Lenders and other parties present guarantees in different ways. Sometimes, they appear as distinct documents separate form the main transaction of loan, and other times, the guarantee element is intertwined within a singular document.
Either way, the importance of ensuring that the proposed guarantor execute the guarantee properly, cannot be underestimated.
That is especially important when the personal guarantor is also a director of the company that they are providing the personal guarantee for.
Why Signing Correctly Matters
A signature of a person upon a contract provides clear intent to be bound by the terms stated within it.
However, then a person wears 2 hats for a company (director, and guarantor), the signature must also provide objective evidence as to the obligations to which that person was agreeing to be bound.
That is, in their capacity as director (for the company) or as both director and as personal guarantor?
Two contrasting cases illustrate the issue
In Alonso v SRS Investments (WA) Pty Ltd [2012] WASC 168, a director guarantor argued that she was not responsible as guarantor of her company’s debt under the personal guarantee (of a lease) because she failed to sign specifically as guarantor, but otherwise as the sole director of the company.
The court identified the correct question to be answered was whether the Guarantor, by signing (as a director) had an objective or manifest intention to be legally bound by the lease, also as guarantor, noting that her subjective beliefs and intentions are irrelevant, to the question.
The court held that she did have an objective intention to be legally bound by the lease as guarantor of the Company’s obligations, noting that the absence of a signature does not preclude a finding that a guarantor had the requisite intention.
As guarantor, she was found to be liable under the guarantee provisions and ordered to pay the lessor the sum of $71,990.10 plus interest.
In Sleaford v Worthing & Saunders [2020] NSWDC 231, a director again argued to avoid liability under a loan agreement as personal guarantee on the basis that he did not sign as guarantor, but otherwise did sign as company director.
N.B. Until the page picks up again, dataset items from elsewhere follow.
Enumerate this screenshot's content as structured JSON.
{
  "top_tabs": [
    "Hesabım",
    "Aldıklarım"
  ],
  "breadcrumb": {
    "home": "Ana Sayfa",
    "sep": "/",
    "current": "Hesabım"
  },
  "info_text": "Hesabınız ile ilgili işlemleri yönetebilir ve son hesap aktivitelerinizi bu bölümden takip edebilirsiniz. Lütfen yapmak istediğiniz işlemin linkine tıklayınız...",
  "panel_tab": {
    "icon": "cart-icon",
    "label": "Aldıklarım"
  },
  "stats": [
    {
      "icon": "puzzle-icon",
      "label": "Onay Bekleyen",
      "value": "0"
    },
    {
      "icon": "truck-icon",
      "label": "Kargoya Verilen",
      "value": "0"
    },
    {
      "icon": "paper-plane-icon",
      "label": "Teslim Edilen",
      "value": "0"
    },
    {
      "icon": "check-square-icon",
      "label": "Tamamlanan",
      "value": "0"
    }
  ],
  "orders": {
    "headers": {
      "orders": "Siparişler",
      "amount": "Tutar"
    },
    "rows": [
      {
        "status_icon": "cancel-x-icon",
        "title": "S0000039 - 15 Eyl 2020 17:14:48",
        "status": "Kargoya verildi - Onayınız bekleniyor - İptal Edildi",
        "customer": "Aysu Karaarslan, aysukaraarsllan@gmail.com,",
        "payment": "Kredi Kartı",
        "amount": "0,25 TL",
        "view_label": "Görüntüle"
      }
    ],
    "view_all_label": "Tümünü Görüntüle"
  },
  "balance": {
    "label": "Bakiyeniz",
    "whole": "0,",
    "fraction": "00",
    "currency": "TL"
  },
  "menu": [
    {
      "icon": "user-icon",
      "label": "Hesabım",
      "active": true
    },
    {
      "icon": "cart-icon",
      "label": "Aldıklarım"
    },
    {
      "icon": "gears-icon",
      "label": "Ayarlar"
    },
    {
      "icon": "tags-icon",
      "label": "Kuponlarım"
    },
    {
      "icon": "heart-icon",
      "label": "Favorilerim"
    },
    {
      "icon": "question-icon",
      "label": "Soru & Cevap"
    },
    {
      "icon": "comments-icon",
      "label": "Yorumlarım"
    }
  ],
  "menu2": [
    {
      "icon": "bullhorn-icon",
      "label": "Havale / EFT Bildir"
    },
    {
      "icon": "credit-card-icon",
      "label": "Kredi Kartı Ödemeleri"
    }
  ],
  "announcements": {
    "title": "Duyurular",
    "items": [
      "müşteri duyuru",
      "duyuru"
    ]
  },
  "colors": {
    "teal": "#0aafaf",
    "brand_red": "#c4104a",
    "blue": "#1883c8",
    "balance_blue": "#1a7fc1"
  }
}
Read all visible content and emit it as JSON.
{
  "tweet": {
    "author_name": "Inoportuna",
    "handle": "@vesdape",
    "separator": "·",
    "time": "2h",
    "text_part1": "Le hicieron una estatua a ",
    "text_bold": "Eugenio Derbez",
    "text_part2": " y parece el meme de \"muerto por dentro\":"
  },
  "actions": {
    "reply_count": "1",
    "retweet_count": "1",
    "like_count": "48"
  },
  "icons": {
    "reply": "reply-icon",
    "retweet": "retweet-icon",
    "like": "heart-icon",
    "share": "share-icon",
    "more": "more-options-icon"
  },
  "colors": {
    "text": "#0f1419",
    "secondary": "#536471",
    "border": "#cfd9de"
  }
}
The court took to analyse the same 4 indications of objective intention and found in favour of the apparent guarantor, finding him not liable for the company’s debt to the lender.
The court considered a clear indication that the guarantor section of the singing provision being left blank, and a lack of direct involvement in the pre-negotiations (which were undertaken by a co-director) were 2 key factors is showing no intent to be bound personally to the borrowers obligations.
Conclusion
The mere absence of a completed guarantee signing and execution clause does not provide conclusive evidence that no personal guarantee is provided.
The courts will look at the objective intention of the guarantor to determine if the evidence provides such intent.
Legal cases such as those mentioned above (for which there are many more) mean lenders are always keen to ensure that guarantees are not only signed, but are signed properly and in all capacities, including as guarantor.
Equally, if you do not wish to provide a personal guarantee for your company’s debts, it is vitally important to ensure that you not only refuse to sign ‘as’ guarantor, but you also give positive indications to the other party that you are so refusing.